True to her word, Road took me on the weekend to Tiananmen Square complete with an outdated Chinglish tour book from which she began to read until I gently asked her stop. "But I am your guide," she said. "It's okay," I said. "Just getting here is enough." You know how visiting landmarks often results in a "it's way smaller than I thought" scenario - Dealy Plaza in Dallas, site of JFK's assassination comes to mind, as does Graceland, the White House and a return to Mrs Pollard's room in my 6th grade classroom - lemme say that T-Square, better known to aging westerners as the site of the 1989 pro-democracy demonstrations and massacre is Gi-farking-gantic.
It is unbelievably huge and on this Saturday packed with a small city's worth of Chinese tourists and hawkers.

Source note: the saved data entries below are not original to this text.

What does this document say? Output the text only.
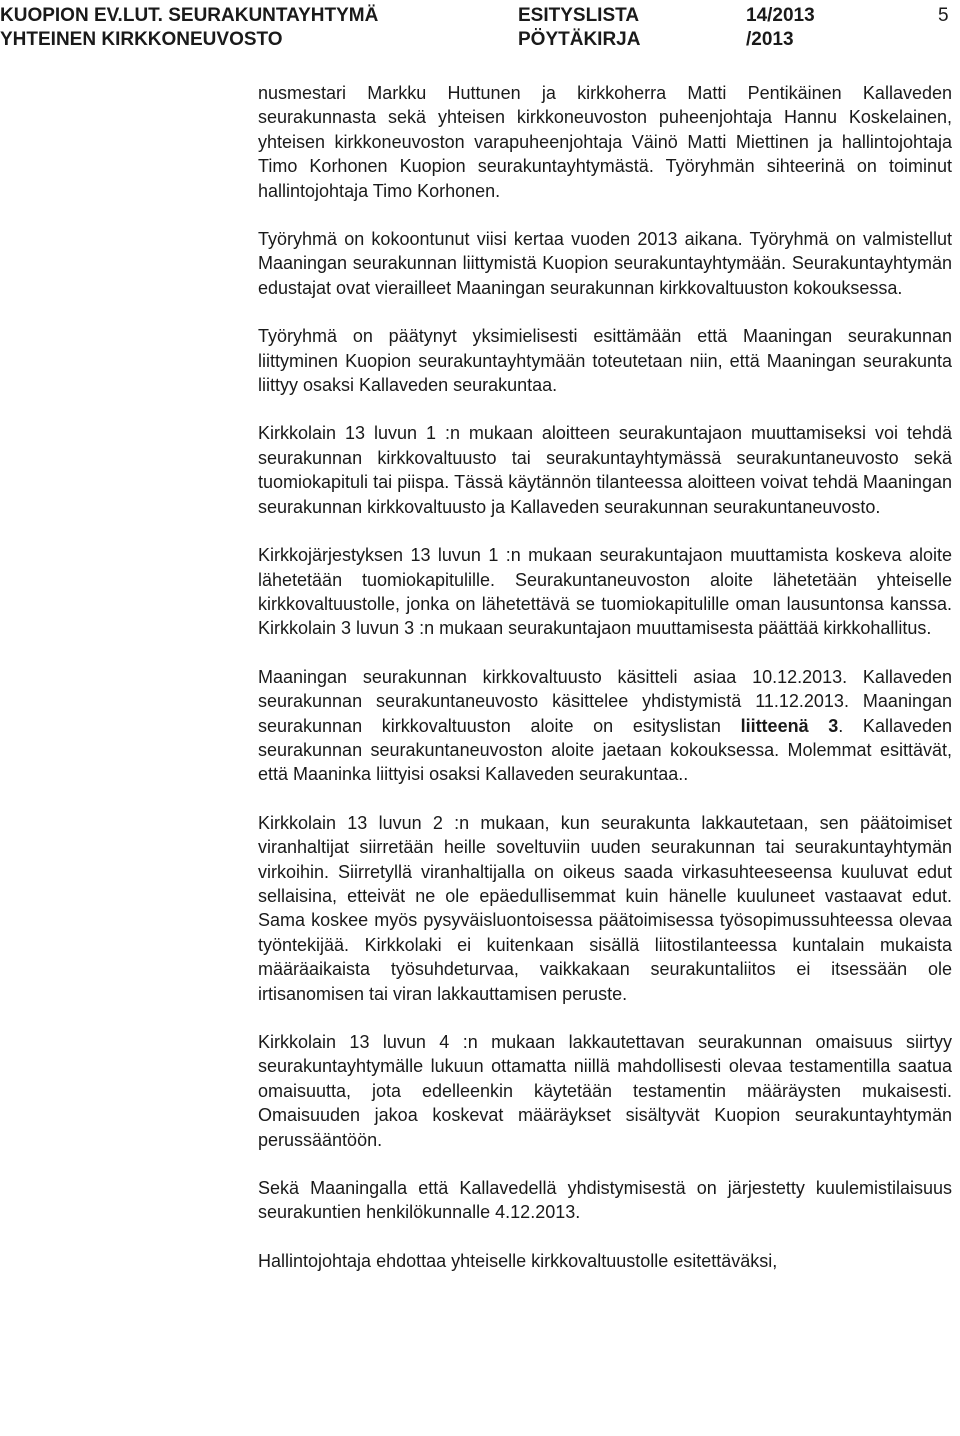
KUOPION EV.LUT. SEURAKUNTAYHTYMÄ
YHTEINEN KIRKKONEUVOSTO
ESITYSLISTA
PÖYTÄKIRJA
14/2013
/2013
5

nusmestari Markku Huttunen ja kirkkoherra Matti Pentikäinen Kallaveden seurakunnasta sekä yhteisen kirkkoneuvoston puheenjohtaja Hannu Koskelainen, yhteisen kirkkoneuvoston varapuheenjohtaja Väinö Matti Miettinen ja hallintojohtaja Timo Korhonen Kuopion seurakuntayhtymästä. Työryhmän sihteerinä on toiminut hallintojohtaja Timo Korhonen.

Työryhmä on kokoontunut viisi kertaa vuoden 2013 aikana. Työryhmä on valmistellut Maaningan seurakunnan liittymistä Kuopion seurakuntayhtymään. Seurakuntayhtymän edustajat ovat vierailleet Maaningan seurakunnan kirkkovaltuuston kokouksessa.

Työryhmä on päätynyt yksimielisesti esittämään että Maaningan seurakunnan liittyminen Kuopion seurakuntayhtymään toteutetaan niin, että Maaningan seurakunta liittyy osaksi Kallaveden seurakuntaa.

Kirkkolain 13 luvun 1 :n mukaan aloitteen seurakuntajaon muuttamiseksi voi tehdä seurakunnan kirkkovaltuusto tai seurakuntayhtymässä seurakuntaneuvosto sekä tuomiokapituli tai piispa. Tässä käytännön tilanteessa aloitteen voivat tehdä Maaningan seurakunnan kirkkovaltuusto ja Kallaveden seurakunnan seurakuntaneuvosto.

Kirkkojärjestyksen 13 luvun 1 :n mukaan seurakuntajaon muuttamista koskeva aloite lähetetään tuomiokapitulille. Seurakuntaneuvoston aloite lähetetään yhteiselle kirkkovaltuustolle, jonka on lähetettävä se tuomiokapitulille oman lausuntonsa kanssa. Kirkkolain 3 luvun 3 :n mukaan seurakuntajaon muuttamisesta päättää kirkkohallitus.

Maaningan seurakunnan kirkkovaltuusto käsitteli asiaa 10.12.2013. Kallaveden seurakunnan seurakuntaneuvosto käsittelee yhdistymistä 11.12.2013. Maaningan seurakunnan kirkkovaltuuston aloite on esityslistan liitteenä 3. Kallaveden seurakunnan seurakuntaneuvoston aloite jaetaan kokouksessa. Molemmat esittävät, että Maaninka liittyisi osaksi Kallaveden seurakuntaa..

Kirkkolain 13 luvun 2 :n mukaan, kun seurakunta lakkautetaan, sen päätoimiset viranhaltijat siirretään heille soveltuviin uuden seurakunnan tai seurakuntayhtymän virkoihin. Siirretyllä viranhaltijalla on oikeus saada virkasuhteeseensa kuuluvat edut sellaisina, etteivät ne ole epäedullisemmat kuin hänelle kuuluneet vastaavat edut. Sama koskee myös pysyväisluontoisessa päätoimisessa työsopimussuhteessa olevaa työntekijää. Kirkkolaki ei kuitenkaan sisällä liitostilanteessa kuntalain mukaista määräaikaista työsuhdeturvaa, vaikkakaan seurakuntaliitos ei itsessään ole irtisanomisen tai viran lakkauttamisen peruste.

Kirkkolain 13 luvun 4 :n mukaan lakkautettavan seurakunnan omaisuus siirtyy seurakuntayhtymälle lukuun ottamatta niillä mahdollisesti olevaa testamentilla saatua omaisuutta, jota edelleenkin käytetään testamentin määräysten mukaisesti. Omaisuuden jakoa koskevat määräykset sisältyvät Kuopion seurakuntayhtymän perussääntöön.

Sekä Maaningalla että Kallavedellä yhdistymisestä on järjestetty kuulemistilaisuus seurakuntien henkilökunnalle 4.12.2013.

Hallintojohtaja ehdottaa yhteiselle kirkkovaltuustolle esitettäväksi,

As I ruminated on the ghosts of dead protesters and what scumwads such as Richard Nixon and Henry Kissinger must have thought in 1971 being ferried to the imposing Great Hall of the People in a Red Star limo along a road large enough to contain a small African nation, Road and I were snagged by a thirtysomething guy who told me he wanted my opinion on whether the art he was displaying would appeal to "Americans who want to learn to paint like Chinese."
It was a thinly veiled sales pitch, but I played along and ultimately gently told him that most Americans didn't want to learn to paint or draw anything that didn't involve glitter, glue guns, spray cans or broad stroke Magic Markers - something that I think couldn't be achieved by taking "35 years" to learn to painstakingly paint "Taking Tiger Mountain by Strategy in Qing Dynasty Sprngtime".